O jogo da semântica

Um dos meus ofícios é justamente zelar pelo nosso idioma enquanto transmitimos, da maneira mais clara e objetiva possível, aquilo que a sociedade (ou alguém com cacife) define como notícia. Neste blog, no entanto, não dou a menor pelota para esse cuidado. Não se trata de uma falha grotesca como escrever “axim”, ou mesmo aquela pequerrucha de sempre, como a maldita vírgula entre o sujeito e o predicado… Uma passada de olhos nos meus arquivos, no entanto, me causam algum espanto: sempre encontro algum errinho ortográfico ou gramatical perdido.

Eu já tive uma namorada que ficou extremamente magoada comigo pelo simples fato de corrigir, na frente dela, um cartão romântico entregue naquele instante. Na época, pensava que “não podia deixar passar alguém escrever sossego com C”. Desde que a perdi, nunca mais corrigi ninguém fora do círculo profissional.

Ao mesmo tempo, também não me importo com quem me corrija. Vez ou outra, eu ainda posso contar com uma entidade anônima, sem fins lucrativos, que indica minhas pisadas na jaca. Mensagens anônimas chegam à minha caixa postal assinadas apenas como RESB, que presumo ser revisor(a,s) especial(is) secreto(a,s) do blog. RESB é uma boa sigla, melhor que RESMMM, que apesar de focar ainda mais o objetivo, fica parecendo um ruído amordaçado. E eu adoro a RESB.

Mas enfim. Um dos meus pecados favoritos é o maldito acento grave. A regrinha boba da crase é bem simples, mas as exceções me deixam pirado. Talvez eu fosse um dos muitos ignorantes do país que votariam no “sim” sem pensar muito caso o Ministério da Educação lançasse um referendo ao estilo “você é a favor do fim da crase?”. Mas talvez eu pensasse melhor e me filiasse ao “partido” do escritor Ferreira Gullar, autor da célebre frase: “a crase não foi feita para humilhar ninguém”.

O mesmo Ferreira Gullar escreveu sobre na Folha de S. Paulo há um ano. Duas vezes. Na primeira, criou um mal entendido e recebeu muitas críticas, ao fazer sua defesa (correta) sobre o bom uso da gramática em detrimento ao vale-tudo-desde-que-se-entenda.

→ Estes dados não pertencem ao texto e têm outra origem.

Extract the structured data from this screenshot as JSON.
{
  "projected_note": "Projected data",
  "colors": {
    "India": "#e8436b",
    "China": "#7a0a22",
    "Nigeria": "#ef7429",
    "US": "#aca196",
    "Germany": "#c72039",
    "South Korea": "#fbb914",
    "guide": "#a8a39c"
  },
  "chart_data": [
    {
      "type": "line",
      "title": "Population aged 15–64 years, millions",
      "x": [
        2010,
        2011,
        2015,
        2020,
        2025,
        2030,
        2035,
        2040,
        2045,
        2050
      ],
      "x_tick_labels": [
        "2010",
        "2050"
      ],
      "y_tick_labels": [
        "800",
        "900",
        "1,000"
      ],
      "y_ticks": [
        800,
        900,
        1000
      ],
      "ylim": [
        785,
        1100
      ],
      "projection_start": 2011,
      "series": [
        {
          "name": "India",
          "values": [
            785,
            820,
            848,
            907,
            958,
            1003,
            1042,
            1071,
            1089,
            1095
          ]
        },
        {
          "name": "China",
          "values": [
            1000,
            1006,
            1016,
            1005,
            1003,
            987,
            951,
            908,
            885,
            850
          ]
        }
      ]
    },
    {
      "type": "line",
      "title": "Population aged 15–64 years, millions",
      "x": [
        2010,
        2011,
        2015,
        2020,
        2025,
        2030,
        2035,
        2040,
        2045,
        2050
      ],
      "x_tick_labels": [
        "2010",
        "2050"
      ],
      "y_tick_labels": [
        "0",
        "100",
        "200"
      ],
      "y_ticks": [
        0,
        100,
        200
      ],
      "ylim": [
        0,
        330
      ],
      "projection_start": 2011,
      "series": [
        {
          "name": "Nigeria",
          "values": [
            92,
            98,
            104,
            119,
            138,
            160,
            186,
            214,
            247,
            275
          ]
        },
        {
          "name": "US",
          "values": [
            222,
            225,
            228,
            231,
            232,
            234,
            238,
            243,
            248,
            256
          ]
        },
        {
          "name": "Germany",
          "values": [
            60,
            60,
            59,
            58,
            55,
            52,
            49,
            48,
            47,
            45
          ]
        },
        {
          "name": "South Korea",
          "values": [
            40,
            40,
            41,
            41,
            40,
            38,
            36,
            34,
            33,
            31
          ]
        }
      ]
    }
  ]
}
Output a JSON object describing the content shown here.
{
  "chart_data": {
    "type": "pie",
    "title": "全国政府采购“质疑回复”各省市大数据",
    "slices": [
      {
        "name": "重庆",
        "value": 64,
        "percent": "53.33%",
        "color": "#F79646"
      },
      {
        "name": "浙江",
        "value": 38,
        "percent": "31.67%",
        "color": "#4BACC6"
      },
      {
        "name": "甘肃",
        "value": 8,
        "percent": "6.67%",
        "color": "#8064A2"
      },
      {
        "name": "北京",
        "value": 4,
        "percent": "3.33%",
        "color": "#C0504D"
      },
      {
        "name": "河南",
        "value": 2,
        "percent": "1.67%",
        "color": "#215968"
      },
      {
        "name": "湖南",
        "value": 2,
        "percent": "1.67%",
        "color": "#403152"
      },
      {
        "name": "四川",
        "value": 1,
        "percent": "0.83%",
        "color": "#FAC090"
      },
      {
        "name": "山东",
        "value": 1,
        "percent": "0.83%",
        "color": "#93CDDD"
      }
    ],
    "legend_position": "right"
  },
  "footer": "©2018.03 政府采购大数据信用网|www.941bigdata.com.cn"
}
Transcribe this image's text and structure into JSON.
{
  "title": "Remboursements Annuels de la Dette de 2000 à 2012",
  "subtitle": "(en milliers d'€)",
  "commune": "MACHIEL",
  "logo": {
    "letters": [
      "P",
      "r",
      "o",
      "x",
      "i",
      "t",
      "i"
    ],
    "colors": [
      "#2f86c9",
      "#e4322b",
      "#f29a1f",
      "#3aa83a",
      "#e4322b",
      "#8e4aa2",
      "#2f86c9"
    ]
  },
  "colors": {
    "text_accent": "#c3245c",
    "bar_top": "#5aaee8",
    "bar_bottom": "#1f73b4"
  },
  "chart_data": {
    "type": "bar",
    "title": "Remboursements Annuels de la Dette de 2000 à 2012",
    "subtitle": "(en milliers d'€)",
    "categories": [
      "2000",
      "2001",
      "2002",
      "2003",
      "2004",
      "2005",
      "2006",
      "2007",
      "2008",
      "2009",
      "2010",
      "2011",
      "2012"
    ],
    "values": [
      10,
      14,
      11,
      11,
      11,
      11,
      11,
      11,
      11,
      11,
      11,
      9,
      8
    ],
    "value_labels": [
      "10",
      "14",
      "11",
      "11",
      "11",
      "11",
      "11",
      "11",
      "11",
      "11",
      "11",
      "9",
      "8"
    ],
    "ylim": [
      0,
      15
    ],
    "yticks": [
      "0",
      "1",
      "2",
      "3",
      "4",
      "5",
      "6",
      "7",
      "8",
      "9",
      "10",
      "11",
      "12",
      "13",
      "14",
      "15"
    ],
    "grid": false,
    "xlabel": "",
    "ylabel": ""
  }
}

Na segunda, fez questão de responder aos críticos, ressaltando seu ponto de vista – que é bem parecido com o meu. Temos problemas estruturais de educação, e é preciso manter o bom senso, sem neuroses. Mas para resolvê-los, a solução é usar os livros, e não rasgá-los.

Gostaria de esclarecer ao leitor que, quando aqui publiquei a crônica “Alguém fala errado?”, não pretendi me arvorar em defensor radical do purismo lingüístico, que não sou, primeiro porque, em matéria literária, estou mais para os poemas sujos do que para os limpos e, depois, por não ter mesmo competência para isso. Respeito os filólogos, os lingüistas e os gramáticos; embora nem sempre concorde com eles, estou convencido do papel importante que desempenham no conhecimento e preservação de valores fundamentais de nosso universo cultural, de que a língua é uma das vigas mestras.

Também falo errado, também escrevo errado, mas fiquem certos de que faço um grande esforço para, sem arrogância, falar e escrever o menos errado possível. Incomoda-me, por isso mesmo, o desmazelo no uso da nossa língua como também a complacência com esses erros. Decididamente, não aceito que se dê como certo escrever nos jornais e falar na televisão coisas como “as milhões de pessoas” ou “um dos que fez”. Causa-me certo mal-estar o uso pedante de expressões como “isso não significa dizer”, quando todos falamos em nossas conversas e a cada momento “isso não quer dizer”. Sei que o mundo não vai acabar se muita gente teimar em cometer tais atentados à boa maneira de usar o idioma, mas tenho também o direito de manifestar meu desagrado. Se criticamos os erros dos governantes, dos deputados, dos juízes de futebol, que desrespeitam a ética, por que não podemos criticar os erros -ainda que muitíssimo menos graves- de escritores, locutores, jornalistas, advogados, economistas, que desrespeitam a gramática?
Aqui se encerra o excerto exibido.